Index Details
The details of the DBpedia indcies used for generating the baseline runs of the DBpedia-Entity v2 collection (i.e., Table 2 of [1]) are described here.
DBpedia files
The following files from DBpedia 2015-10 dump are indexed:
anchor_text_en.ttl
article_categories_en.ttl
disambiguations_en.ttl
infobox_properties_en.ttl
instance_types_transitive_en.ttl
labels_en.ttl
long_abstracts_en.ttl
mappingbased_literals_en.ttl
mappingbased_objects_en.ttl
page_links_en.ttl
persondata_en.ttl
short_abstracts_en.ttl
transitive_redirects_en.ttl
Index settings
- Entities without the following predicates are not indexed:
<rdfs:comment>
<rdfs:label>
- All predicate values with URIs are resolved by replacing “_” with space; e.g., the URI
http://dbpedia.org/resource/As_We_May_Think
becomes “as we may think”.
Index fields
The following fields are used for constructing the index, following the general approach outlined in [2]. All fields listed below contain unique phrases.
Field | Description | Predicates | Notes |
---|---|---|---|
Names | Names of the entity | <foaf:name> , <dbp:name> , <foaf:givenName> , <foaf:surname> , <dbp:officialName> , <dbp:fullname> , <dbp:nativeName> , <dbp:birthName> , <dbo:birthName> , <dbp:nickname> , <dbp:showName> , <dbp:shipName> , <dbp:clubname> , <dbp:unitName> , <dbp:otherName> , <dbo:formerName> , <dbp:birthname> , <dbp:alternativeNames> , <dbp:otherNames> , <dbp:names> , <rdfs:label> |
|
Categories | Entity types | <dcterms:subject> |
|
Similar entity names | Entity name variants | !<dbo:wikiPageRedirects> , !<dbo:wikiPageDisambiguates> , <dbo:wikiPageWikiLinkText> |
! denotes reverse direction (i.e. <o, p, s> ) |
Attributes | Literal attibutes of entity | All <s, p, o> , where “o” is a literal and “p” is not in Names, Categories, Similar entity names, and blacklist predicates.For each <s, p, o> triple, if p matches <dbp:.*> both p and o are stored (i.e. “p o” is indexed). |
|
Related entity names | URI relations of entity | Similar to Attributes field, but “o” should be a URI. |
Group-specific settings
The baseline runs of the DBpedia-Entity v2 collection [1] are generated using two indices, denoted as index A and B. These indices, built by two different research groups, share the above settings, but are different in the following aspects.
Index A:
- A new field called “catchall” is used; it encompass the content of all other fields. Duplicate values are not removed in this field.
Index B:
- Anchor texts (i.e. contents of
<dbo:wikiPageWikiLinkText>
predicate) are added to both “similar entity names” and “attributes” fields. - Entity URIs are resolved differently for the “related entity names” field.

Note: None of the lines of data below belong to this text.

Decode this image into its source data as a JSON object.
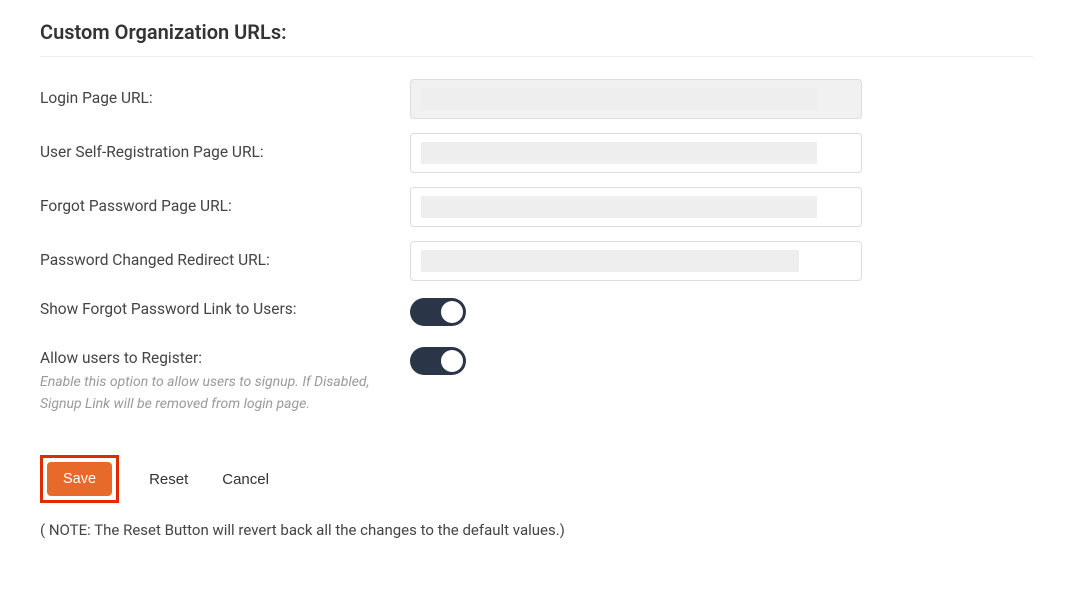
{
  "section_title": "Custom Organization URLs:",
  "fields": {
    "login_url": {
      "label": "Login Page URL:",
      "value": "",
      "disabled": true
    },
    "self_reg_url": {
      "label": "User Self-Registration Page URL:",
      "value": ""
    },
    "forgot_pw_url": {
      "label": "Forgot Password Page URL:",
      "value": ""
    },
    "pw_changed_redirect_url": {
      "label": "Password Changed Redirect URL:",
      "value": ""
    },
    "show_forgot_link": {
      "label": "Show Forgot Password Link to Users:",
      "value": true
    },
    "allow_register": {
      "label": "Allow users to Register:",
      "helper": "Enable this option to allow users to signup. If Disabled, Signup Link will be removed from login page.",
      "value": true
    }
  },
  "buttons": {
    "save": "Save",
    "reset": "Reset",
    "cancel": "Cancel"
  },
  "note": "( NOTE: The Reset Button will revert back all the changes to the default values.)"
}
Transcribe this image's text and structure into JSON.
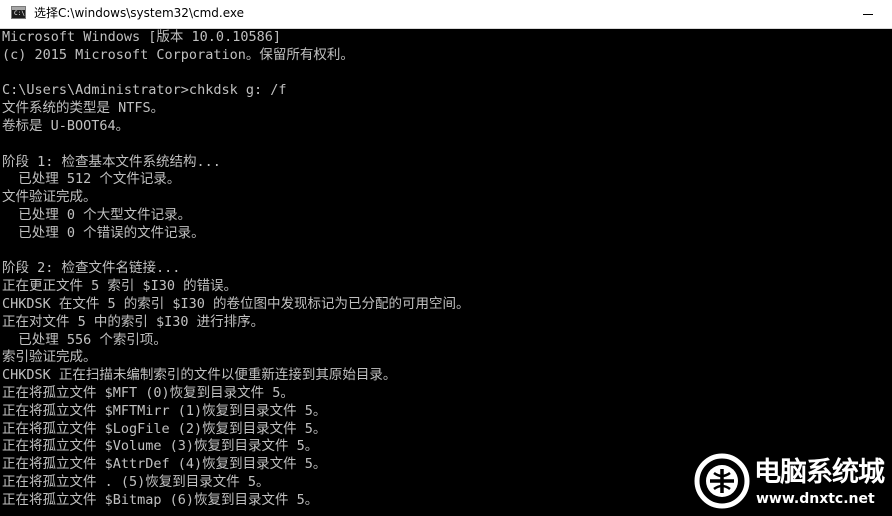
{
  "window": {
    "title": "选择C:\\windows\\system32\\cmd.exe",
    "icon": "cmd-app-icon",
    "icon_glyph": "C:\\"
  },
  "console": {
    "lines": [
      "Microsoft Windows [版本 10.0.10586]",
      "(c) 2015 Microsoft Corporation。保留所有权利。",
      "",
      "C:\\Users\\Administrator>chkdsk g: /f",
      "文件系统的类型是 NTFS。",
      "卷标是 U-BOOT64。",
      "",
      "阶段 1: 检查基本文件系统结构...",
      "  已处理 512 个文件记录。",
      "文件验证完成。",
      "  已处理 0 个大型文件记录。",
      "  已处理 0 个错误的文件记录。",
      "",
      "阶段 2: 检查文件名链接...",
      "正在更正文件 5 索引 $I30 的错误。",
      "CHKDSK 在文件 5 的索引 $I30 的卷位图中发现标记为已分配的可用空间。",
      "正在对文件 5 中的索引 $I30 进行排序。",
      "  已处理 556 个索引项。",
      "索引验证完成。",
      "CHKDSK 正在扫描未编制索引的文件以便重新连接到其原始目录。",
      "正在将孤立文件 $MFT (0)恢复到目录文件 5。",
      "正在将孤立文件 $MFTMirr (1)恢复到目录文件 5。",
      "正在将孤立文件 $LogFile (2)恢复到目录文件 5。",
      "正在将孤立文件 $Volume (3)恢复到目录文件 5。",
      "正在将孤立文件 $AttrDef (4)恢复到目录文件 5。",
      "正在将孤立文件 . (5)恢复到目录文件 5。",
      "正在将孤立文件 $Bitmap (6)恢复到目录文件 5。"
    ]
  },
  "watermark": {
    "name": "电脑系统城",
    "url": "www.dnxtc.net"
  },
  "colors": {
    "console_background": "#000000",
    "console_text": "#c0c0c0",
    "titlebar_background": "#ffffff",
    "watermark_text": "#ffffff"
  }
}
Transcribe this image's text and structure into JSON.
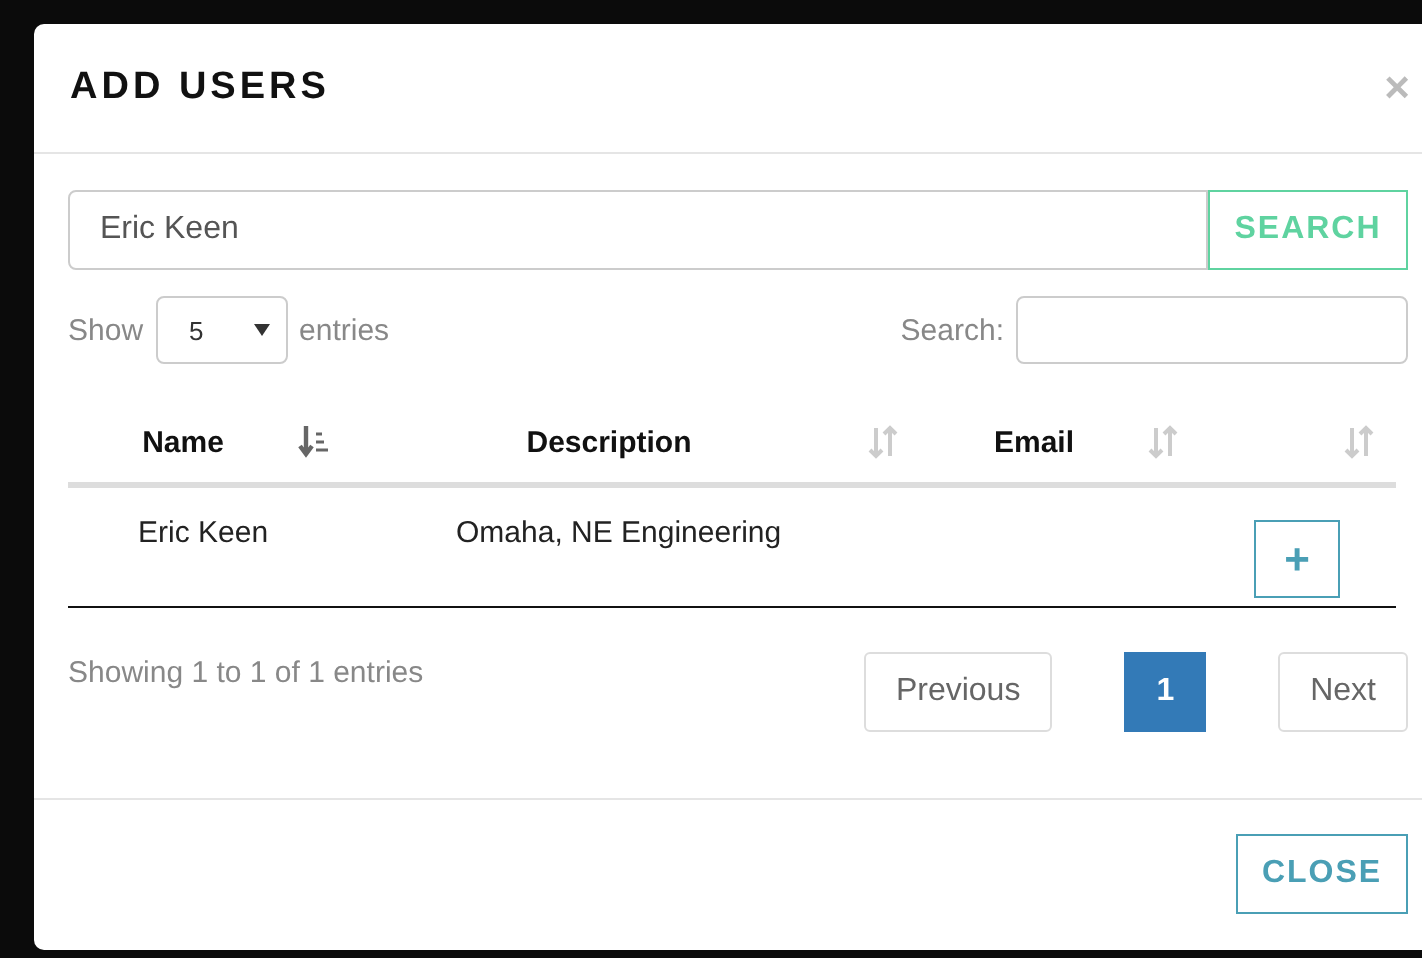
{
  "dialog": {
    "title": "ADD USERS",
    "close_glyph": "×"
  },
  "search_box": {
    "value": "Eric Keen",
    "button": "SEARCH"
  },
  "length": {
    "show_label": "Show",
    "value": "5",
    "entries_label": "entries"
  },
  "filter": {
    "label": "Search:"
  },
  "table": {
    "columns": [
      {
        "label": "Name",
        "sorted": true
      },
      {
        "label": "Description",
        "sorted": false
      },
      {
        "label": "Email",
        "sorted": false
      },
      {
        "sorted": false
      }
    ],
    "rows": [
      {
        "name": "Eric Keen",
        "description": "Omaha, NE Engineering",
        "action": "+"
      }
    ]
  },
  "info": "Showing 1 to 1 of 1 entries",
  "pagination": [
    {
      "label": "Previous",
      "kind": "nav",
      "selected": false
    },
    {
      "label": "1",
      "kind": "page",
      "selected": true
    },
    {
      "label": "Next",
      "kind": "nav",
      "selected": false
    }
  ],
  "footer": {
    "button": "CLOSE"
  }
}
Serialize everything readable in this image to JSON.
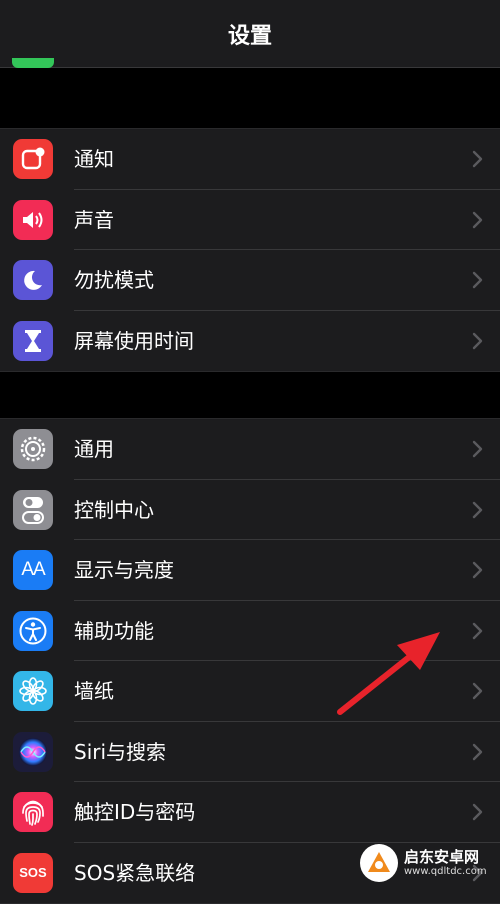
{
  "header": {
    "title": "设置"
  },
  "group1": {
    "items": [
      {
        "label": "通知",
        "icon": "notifications-icon",
        "color": "#f03a36"
      },
      {
        "label": "声音",
        "icon": "sound-icon",
        "color": "#f22c55"
      },
      {
        "label": "勿扰模式",
        "icon": "moon-icon",
        "color": "#5b55d6"
      },
      {
        "label": "屏幕使用时间",
        "icon": "hourglass-icon",
        "color": "#5b55d6"
      }
    ]
  },
  "group2": {
    "items": [
      {
        "label": "通用",
        "icon": "gear-icon",
        "color": "#8e8e93"
      },
      {
        "label": "控制中心",
        "icon": "toggles-icon",
        "color": "#8e8e93"
      },
      {
        "label": "显示与亮度",
        "icon": "text-size-icon",
        "color": "#1a7cf5"
      },
      {
        "label": "辅助功能",
        "icon": "accessibility-icon",
        "color": "#1a7cf5"
      },
      {
        "label": "墙纸",
        "icon": "flower-icon",
        "color": "#33b6e8"
      },
      {
        "label": "Siri与搜索",
        "icon": "siri-icon",
        "color": "#1c1c3a"
      },
      {
        "label": "触控ID与密码",
        "icon": "fingerprint-icon",
        "color": "#f22c55"
      },
      {
        "label": "SOS紧急联络",
        "icon": "sos-icon",
        "color": "#f03a36"
      }
    ]
  },
  "icon_texts": {
    "display": "AA",
    "sos": "SOS"
  },
  "watermark": {
    "name": "启东安卓网",
    "url": "www.qdltdc.com"
  },
  "colors": {
    "background": "#000000",
    "cell": "#1c1c1e",
    "separator": "#38383a",
    "chevron": "#5a5a5e",
    "arrow": "#e8232b"
  }
}
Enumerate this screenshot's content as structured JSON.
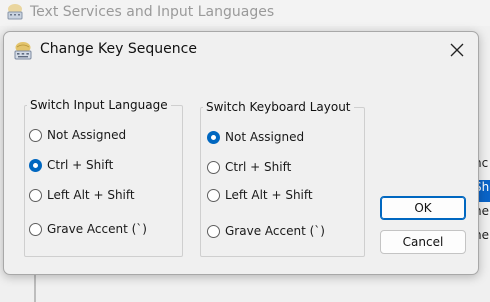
{
  "background_window": {
    "title": "Text Services and Input Languages",
    "right_strip": [
      "nc",
      "Shi",
      "ne",
      "ne"
    ]
  },
  "dialog": {
    "title": "Change Key Sequence",
    "input_language_group": {
      "legend": "Switch Input Language",
      "options": [
        {
          "label": "Not Assigned",
          "checked": false
        },
        {
          "label": "Ctrl + Shift",
          "checked": true
        },
        {
          "label": "Left Alt + Shift",
          "checked": false
        },
        {
          "label": "Grave Accent (`)",
          "checked": false
        }
      ]
    },
    "keyboard_layout_group": {
      "legend": "Switch Keyboard Layout",
      "options": [
        {
          "label": "Not Assigned",
          "checked": true
        },
        {
          "label": "Ctrl + Shift",
          "checked": false
        },
        {
          "label": "Left Alt + Shift",
          "checked": false
        },
        {
          "label": "Grave Accent (`)",
          "checked": false
        }
      ]
    },
    "ok_label": "OK",
    "cancel_label": "Cancel"
  },
  "colors": {
    "accent": "#0067c0",
    "selected_row": "#0a64c8"
  }
}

Names for related entities are extracted in the same way as it is done for “names” field (see predicates for “names” in the above table), but only one arbitrary name is used for each related entity.
- Category URIs are resolved using
category_labels_en.ttl
file - Predicate URIs are resolved using
infobox_property_definitions_en.ttl
file. If a name for a predicate is not defined, a predicate is omitted.
[1] Faegheh Hasibi, Fedor Nikolaev, Chenyan Xiong, Krisztian Balog, Svein Erik Bratsberg, Alexander Kotov, and Jamie Callan. 2017. “DBpedia-Entity v2: A Test Collection for Entity Search”, In proceedings of 40th ACM SIGIR conference on Research and Development in Information Retrieval (SIGIR ’17). 1265-1268.
[2] Nikita Zhiltsov, Alexander Kotov, and Fedor Nikolaev. 2015. “Fielded Sequential Dependence Model for Ad-Hoc Entity Retrieval in the Web of Data”. In Proceedings of the 38th International ACM SIGIR Conference on Research and Development in Information Retrieval (SIGIR ‘15). 253–262.